When I came to School of the Arts I spent a lot of time alone looking at art. The artists I met are now a part of my daily life, including my partner Esteban Cabeza de Baca ‘14.  It was important for me to be able to have conversations with a lot of the women whose work I had admired from afar for years: Josephine Halvorson ‘07Sarah Sze, Patricia Trieb, Chitra Ganesh ‘02, Nicole Eisenman, Elizabeth Peyton, Susanna Coffey, Cecily Brown, Mary Heilman, Charlyne von Heyl, Dana Schutz ‘02, Rineke Djikstra, Kara Walker, Valerie Hammond, Kiki Smith, and Joan Jonas ‘65. It was an opportunity overload. I had a lot of panic attacks. I also gained the confidence to be a professional artist, to feel like I was a part of an amazing community that had something to say about the world. I have a strong vision but I am also constantly plagued with doubt. I think many artists experience this anxiety. Art is about really digging into the grey areas and into your imagination. When I need to feel grounded I reach out to artists whose work I admire. I learned how to do this at the School of the Arts.

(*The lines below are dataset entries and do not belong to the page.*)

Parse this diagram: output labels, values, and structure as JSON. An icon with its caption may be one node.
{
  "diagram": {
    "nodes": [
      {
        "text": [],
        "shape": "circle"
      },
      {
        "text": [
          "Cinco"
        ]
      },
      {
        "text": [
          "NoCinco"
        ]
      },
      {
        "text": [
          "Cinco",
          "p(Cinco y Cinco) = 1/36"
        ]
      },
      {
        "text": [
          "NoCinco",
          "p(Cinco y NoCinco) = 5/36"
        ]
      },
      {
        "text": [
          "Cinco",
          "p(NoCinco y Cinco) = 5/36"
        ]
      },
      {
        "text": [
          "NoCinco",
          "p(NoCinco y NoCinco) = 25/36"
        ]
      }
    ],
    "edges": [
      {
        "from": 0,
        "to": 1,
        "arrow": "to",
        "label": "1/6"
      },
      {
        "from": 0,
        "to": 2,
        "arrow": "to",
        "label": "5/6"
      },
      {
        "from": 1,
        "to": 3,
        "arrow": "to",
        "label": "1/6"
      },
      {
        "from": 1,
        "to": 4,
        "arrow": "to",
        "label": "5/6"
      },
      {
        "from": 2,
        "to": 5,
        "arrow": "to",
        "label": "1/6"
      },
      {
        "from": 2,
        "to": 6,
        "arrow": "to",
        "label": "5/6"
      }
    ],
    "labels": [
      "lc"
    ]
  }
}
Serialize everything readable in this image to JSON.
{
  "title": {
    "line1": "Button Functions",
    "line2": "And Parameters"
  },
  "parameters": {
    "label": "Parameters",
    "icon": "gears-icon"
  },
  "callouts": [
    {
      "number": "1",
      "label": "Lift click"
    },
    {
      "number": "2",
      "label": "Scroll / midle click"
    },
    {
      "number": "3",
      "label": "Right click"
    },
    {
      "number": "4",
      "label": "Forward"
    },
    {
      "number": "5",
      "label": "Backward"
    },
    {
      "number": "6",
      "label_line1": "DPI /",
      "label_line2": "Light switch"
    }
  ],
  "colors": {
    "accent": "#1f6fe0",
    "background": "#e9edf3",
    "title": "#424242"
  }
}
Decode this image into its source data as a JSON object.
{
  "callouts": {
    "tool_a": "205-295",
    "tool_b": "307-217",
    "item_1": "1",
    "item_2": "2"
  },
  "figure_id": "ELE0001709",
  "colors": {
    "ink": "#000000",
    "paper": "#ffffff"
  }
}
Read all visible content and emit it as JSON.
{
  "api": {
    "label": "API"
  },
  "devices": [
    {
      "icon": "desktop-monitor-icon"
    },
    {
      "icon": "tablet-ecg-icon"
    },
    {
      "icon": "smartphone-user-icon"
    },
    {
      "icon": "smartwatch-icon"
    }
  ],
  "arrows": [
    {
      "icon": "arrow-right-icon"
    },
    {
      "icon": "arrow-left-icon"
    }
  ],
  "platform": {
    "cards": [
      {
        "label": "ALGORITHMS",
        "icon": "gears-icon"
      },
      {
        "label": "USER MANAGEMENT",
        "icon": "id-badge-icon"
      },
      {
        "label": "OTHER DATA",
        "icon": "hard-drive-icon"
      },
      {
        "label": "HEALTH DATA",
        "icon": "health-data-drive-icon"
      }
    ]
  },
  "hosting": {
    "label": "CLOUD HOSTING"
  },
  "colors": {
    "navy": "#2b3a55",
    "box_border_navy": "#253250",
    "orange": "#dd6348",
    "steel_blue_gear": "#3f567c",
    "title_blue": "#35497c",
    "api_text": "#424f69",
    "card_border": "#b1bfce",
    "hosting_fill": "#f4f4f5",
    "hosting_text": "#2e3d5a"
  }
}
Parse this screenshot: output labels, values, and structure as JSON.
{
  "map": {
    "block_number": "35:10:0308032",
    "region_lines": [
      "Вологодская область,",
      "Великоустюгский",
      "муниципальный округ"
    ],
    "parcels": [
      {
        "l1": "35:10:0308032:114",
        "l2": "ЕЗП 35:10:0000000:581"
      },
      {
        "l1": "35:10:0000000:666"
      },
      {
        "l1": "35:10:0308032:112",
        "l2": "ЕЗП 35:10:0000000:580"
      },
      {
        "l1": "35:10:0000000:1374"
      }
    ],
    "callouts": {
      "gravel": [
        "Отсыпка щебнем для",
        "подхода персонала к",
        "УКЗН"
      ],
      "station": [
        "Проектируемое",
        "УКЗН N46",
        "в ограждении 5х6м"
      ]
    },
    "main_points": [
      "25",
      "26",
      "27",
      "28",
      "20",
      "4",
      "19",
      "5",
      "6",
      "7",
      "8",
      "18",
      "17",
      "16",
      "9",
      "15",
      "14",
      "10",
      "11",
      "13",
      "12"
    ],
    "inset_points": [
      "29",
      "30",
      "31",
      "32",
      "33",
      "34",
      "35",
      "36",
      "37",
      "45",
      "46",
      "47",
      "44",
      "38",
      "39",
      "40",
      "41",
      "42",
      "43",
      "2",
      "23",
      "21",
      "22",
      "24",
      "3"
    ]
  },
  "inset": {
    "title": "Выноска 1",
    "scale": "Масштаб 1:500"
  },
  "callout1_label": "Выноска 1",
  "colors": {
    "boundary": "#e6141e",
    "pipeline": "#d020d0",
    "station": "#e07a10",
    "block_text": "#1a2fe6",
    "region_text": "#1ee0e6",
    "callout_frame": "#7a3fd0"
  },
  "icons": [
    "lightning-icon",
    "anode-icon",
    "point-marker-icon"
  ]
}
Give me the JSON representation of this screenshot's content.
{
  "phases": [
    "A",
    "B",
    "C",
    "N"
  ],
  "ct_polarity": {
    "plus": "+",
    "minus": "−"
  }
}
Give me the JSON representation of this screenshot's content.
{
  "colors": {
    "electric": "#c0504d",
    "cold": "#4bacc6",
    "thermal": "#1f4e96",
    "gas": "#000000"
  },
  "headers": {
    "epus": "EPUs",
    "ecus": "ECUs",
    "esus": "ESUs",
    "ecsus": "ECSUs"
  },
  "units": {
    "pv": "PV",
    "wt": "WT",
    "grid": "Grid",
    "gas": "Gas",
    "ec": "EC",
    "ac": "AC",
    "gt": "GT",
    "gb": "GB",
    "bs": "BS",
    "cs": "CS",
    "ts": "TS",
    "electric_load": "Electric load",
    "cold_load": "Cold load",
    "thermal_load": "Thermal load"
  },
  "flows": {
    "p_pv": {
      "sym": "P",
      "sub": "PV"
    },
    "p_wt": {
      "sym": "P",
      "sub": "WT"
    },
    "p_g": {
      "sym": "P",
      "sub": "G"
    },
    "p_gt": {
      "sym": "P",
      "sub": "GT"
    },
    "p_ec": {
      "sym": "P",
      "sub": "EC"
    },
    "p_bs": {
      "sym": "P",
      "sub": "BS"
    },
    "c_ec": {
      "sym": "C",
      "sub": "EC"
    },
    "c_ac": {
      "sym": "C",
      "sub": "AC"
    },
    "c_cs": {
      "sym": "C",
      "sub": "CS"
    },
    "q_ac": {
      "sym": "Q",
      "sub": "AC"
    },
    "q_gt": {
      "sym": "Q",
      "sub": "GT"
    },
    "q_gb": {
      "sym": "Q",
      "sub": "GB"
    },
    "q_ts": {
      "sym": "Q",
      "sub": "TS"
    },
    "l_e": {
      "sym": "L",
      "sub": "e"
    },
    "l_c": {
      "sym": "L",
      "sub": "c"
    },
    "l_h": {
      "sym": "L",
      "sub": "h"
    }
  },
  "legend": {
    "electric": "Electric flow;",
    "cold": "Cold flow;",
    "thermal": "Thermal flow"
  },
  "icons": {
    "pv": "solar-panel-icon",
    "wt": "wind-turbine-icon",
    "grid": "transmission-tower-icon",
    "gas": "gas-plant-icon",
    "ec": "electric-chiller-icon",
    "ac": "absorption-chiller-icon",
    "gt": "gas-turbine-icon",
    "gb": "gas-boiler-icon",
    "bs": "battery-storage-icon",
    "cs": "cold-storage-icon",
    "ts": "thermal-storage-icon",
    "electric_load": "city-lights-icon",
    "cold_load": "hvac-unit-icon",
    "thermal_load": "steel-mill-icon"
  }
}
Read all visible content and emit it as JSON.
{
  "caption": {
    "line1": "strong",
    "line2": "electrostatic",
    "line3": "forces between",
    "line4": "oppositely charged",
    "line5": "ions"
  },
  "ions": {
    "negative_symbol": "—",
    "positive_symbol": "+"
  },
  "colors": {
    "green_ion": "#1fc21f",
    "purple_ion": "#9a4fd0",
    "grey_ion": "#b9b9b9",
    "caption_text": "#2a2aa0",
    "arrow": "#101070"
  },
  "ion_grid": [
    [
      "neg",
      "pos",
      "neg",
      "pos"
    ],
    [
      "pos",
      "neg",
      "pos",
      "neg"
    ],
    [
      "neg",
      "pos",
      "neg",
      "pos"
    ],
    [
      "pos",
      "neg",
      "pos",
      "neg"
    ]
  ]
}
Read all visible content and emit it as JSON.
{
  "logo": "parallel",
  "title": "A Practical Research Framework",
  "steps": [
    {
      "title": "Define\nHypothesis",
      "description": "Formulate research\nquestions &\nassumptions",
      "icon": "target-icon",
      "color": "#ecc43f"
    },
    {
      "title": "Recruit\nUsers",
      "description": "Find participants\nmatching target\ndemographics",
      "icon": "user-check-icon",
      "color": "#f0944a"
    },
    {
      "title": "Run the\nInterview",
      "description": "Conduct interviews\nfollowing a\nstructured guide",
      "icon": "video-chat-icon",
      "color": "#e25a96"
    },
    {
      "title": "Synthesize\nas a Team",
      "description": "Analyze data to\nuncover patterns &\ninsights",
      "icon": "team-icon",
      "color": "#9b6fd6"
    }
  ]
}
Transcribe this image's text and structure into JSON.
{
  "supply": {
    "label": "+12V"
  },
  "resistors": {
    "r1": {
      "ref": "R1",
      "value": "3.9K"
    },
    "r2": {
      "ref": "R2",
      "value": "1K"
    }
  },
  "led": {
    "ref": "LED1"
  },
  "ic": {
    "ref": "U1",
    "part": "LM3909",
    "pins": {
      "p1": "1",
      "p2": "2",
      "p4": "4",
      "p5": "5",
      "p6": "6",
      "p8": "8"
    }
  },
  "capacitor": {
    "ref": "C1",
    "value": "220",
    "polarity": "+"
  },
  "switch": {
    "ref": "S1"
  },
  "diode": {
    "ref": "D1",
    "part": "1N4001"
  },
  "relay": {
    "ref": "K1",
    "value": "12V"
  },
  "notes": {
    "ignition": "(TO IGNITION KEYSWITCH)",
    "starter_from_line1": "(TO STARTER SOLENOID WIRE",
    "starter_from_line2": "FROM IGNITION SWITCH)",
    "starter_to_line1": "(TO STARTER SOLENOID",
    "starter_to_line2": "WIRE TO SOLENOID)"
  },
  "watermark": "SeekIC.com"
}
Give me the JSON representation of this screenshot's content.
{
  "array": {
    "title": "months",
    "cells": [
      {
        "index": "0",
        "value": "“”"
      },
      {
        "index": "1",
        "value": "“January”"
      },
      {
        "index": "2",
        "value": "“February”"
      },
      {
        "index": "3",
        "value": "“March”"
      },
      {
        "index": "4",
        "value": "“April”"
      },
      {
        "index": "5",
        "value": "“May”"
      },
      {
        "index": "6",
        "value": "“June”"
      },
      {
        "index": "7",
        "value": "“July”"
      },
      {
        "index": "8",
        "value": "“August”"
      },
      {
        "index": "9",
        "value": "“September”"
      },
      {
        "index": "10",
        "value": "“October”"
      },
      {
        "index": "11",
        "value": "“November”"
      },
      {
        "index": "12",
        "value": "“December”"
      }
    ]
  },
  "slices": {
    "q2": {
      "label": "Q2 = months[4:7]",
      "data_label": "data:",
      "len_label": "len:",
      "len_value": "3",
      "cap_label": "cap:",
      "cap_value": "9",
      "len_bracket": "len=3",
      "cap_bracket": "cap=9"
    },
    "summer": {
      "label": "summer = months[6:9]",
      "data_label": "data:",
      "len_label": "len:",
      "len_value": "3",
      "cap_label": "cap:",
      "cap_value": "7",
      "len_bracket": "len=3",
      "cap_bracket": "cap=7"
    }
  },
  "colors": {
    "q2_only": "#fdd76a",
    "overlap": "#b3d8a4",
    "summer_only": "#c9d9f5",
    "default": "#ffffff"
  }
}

What were the first steps you took after graduating? 

I got a studio. I was trying to follow in the footsteps of my classmate Lauren Silva ‘13. She had come to the studio to model for me over winter break and was just piecing things together, doing lots of part-time jobs and still making time to be in the studio and make huge crazy paintings. She was having her first show with Zeiher Smith that January 2014. I planned the same sort of the thing, having a show of large paintings with Nancy Margolis Gallery in January 2015 after graduating in May 2014. It seemed like a dream to get to fill a ground floor gallery in Chelsea with my work.

What advice would you give to recent graduates? 

See the opportunities your peers are getting as advantages. I want to be an artist for the rest of my life. Most of the time since I graduated I have been struggling to survive, to afford rent and a studio. Sometimes it has not been possible. Maintaining focus on what could be possible rather than missed opportunities has allowed me to build relationships that are supportive and has helped me find solutions to artistic and practical problems.